Napoleon IIIrd get lost in slow motion on The Great Lake

The Great LakeIt’s been around for years, but slow-motion video footage is a right laugh isn’t it? There’s nothing better than spending hours filming your dog wagging its tail on Snapchat, and then shoving that snail filter thing on it to make everything go dead slow. It’s the sort of footage that gets people talking. In fact, it would be shocking if a slow-motion film didn’t win an Oscar within the next five years.

Leeds’ Napoleon IIIrd have jumped on the slow-mo bandwagon on The Great Lake, their first record in over 6 years. In this time band leader James Mabbett has seemingly been plugging away at his craft, creating the crawling soundscapes and, from the sound of it, watching more than his fair share of Snapchat videos.

Opener “When We Sleep” introduces itself immediately as a challenging mix of Elbow, Eno, and Sigur Ros. As you’d expect with that concoction, it sounds huge, what with all the strings and whatnot. Somehow though, almost impressively due to its 9-minute length, it manages to go absolutely nowhere, slowly. The track is big for the sake of it, like a super-sized Coca-Cola or Michael Bay explosion sequence. It’s clear to see what the group is aiming for, they’re just missing the mark somehow.

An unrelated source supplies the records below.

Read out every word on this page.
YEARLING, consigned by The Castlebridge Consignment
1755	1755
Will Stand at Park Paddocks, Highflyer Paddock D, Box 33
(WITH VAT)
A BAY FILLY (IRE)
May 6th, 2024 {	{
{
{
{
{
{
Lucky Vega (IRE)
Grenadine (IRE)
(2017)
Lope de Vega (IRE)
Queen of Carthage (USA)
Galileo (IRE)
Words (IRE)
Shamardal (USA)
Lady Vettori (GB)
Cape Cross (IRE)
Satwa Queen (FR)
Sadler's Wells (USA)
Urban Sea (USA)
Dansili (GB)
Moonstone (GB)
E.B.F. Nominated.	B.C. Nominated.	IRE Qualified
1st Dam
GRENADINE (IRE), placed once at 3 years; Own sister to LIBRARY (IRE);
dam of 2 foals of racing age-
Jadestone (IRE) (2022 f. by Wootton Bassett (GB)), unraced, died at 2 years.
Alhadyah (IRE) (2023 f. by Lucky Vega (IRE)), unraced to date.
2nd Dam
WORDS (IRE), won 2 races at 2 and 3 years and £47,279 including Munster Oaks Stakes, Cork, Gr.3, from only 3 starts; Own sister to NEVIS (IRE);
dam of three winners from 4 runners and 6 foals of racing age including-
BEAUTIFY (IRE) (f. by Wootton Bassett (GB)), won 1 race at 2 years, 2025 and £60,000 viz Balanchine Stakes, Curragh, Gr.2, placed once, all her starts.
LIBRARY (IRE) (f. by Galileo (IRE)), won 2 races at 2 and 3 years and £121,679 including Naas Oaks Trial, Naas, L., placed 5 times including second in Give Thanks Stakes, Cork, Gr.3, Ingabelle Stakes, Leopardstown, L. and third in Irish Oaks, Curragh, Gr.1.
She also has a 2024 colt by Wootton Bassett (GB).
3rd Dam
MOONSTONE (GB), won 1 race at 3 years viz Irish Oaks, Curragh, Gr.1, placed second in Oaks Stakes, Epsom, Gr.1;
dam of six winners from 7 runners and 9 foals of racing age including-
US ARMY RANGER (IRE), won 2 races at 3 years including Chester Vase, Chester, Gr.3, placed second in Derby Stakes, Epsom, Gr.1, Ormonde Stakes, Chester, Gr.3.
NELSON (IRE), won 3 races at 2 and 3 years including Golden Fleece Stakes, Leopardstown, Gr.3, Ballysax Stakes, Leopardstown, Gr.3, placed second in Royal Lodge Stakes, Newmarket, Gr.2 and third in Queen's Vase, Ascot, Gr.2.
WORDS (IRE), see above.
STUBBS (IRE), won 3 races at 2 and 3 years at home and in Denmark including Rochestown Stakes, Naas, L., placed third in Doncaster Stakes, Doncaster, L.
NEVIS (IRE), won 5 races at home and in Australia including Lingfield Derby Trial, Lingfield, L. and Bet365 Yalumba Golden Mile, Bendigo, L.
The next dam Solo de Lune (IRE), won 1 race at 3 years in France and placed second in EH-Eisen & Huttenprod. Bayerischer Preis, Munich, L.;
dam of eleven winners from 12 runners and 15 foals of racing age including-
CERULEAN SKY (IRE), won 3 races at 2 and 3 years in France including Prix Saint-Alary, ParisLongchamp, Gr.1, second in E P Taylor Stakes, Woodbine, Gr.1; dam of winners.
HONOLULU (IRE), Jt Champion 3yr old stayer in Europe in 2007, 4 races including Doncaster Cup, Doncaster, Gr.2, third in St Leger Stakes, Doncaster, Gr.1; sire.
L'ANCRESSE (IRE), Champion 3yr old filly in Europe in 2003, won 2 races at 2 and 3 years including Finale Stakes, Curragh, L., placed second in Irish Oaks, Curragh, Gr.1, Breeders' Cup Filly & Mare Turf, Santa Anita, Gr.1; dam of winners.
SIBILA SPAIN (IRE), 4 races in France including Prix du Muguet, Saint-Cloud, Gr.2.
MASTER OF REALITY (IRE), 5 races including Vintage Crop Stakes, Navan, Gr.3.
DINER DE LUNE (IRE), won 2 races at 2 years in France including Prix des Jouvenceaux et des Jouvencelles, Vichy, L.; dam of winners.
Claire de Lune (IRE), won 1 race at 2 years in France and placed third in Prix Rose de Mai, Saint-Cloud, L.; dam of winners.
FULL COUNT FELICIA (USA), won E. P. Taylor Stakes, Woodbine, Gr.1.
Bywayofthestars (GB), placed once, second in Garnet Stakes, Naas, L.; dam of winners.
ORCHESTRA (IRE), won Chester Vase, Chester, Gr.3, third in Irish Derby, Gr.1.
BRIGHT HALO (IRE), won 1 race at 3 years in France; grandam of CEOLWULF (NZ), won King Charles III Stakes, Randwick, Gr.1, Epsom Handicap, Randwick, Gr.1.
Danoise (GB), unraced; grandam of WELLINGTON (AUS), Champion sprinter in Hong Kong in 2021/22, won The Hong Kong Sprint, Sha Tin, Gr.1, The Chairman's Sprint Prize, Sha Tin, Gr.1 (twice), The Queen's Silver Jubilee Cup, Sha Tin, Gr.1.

“The Scrap” and “Our Life in Dots” follow the blueprint set out early on. It’s all snail-paced guitars and emotion for emotion's sake. Both tracks force the listener to believe that one more listen will reveal the genius hiding within. Unfortunately, this isn’t the case. Somewhat bizarrely, the tracks give off the impression that they’re “growers” and that after a few listens something will click. This never happens. In fact, if anything, repeat listens reveal a grating nature that is presumably unintentional.

Somewhat paradoxically, the real disappointment with the album comes not with the bad moments, but the few times Napoleon IIIrd sound bleedin’ great. The start of “And The You In Between The Space” is melancholic to the max, like Edwyn Collins crying into the vast well of an alternate universe, or something… Unfortunately, these moments don’t last long, the track soon reverts to its nu-prog ways with some pretty painful atmospherics and yet another build up to nothing.

The Great Lake shows that this whole slow-motion palaver might be harder than it looks. Perhaps it should be left to the experts.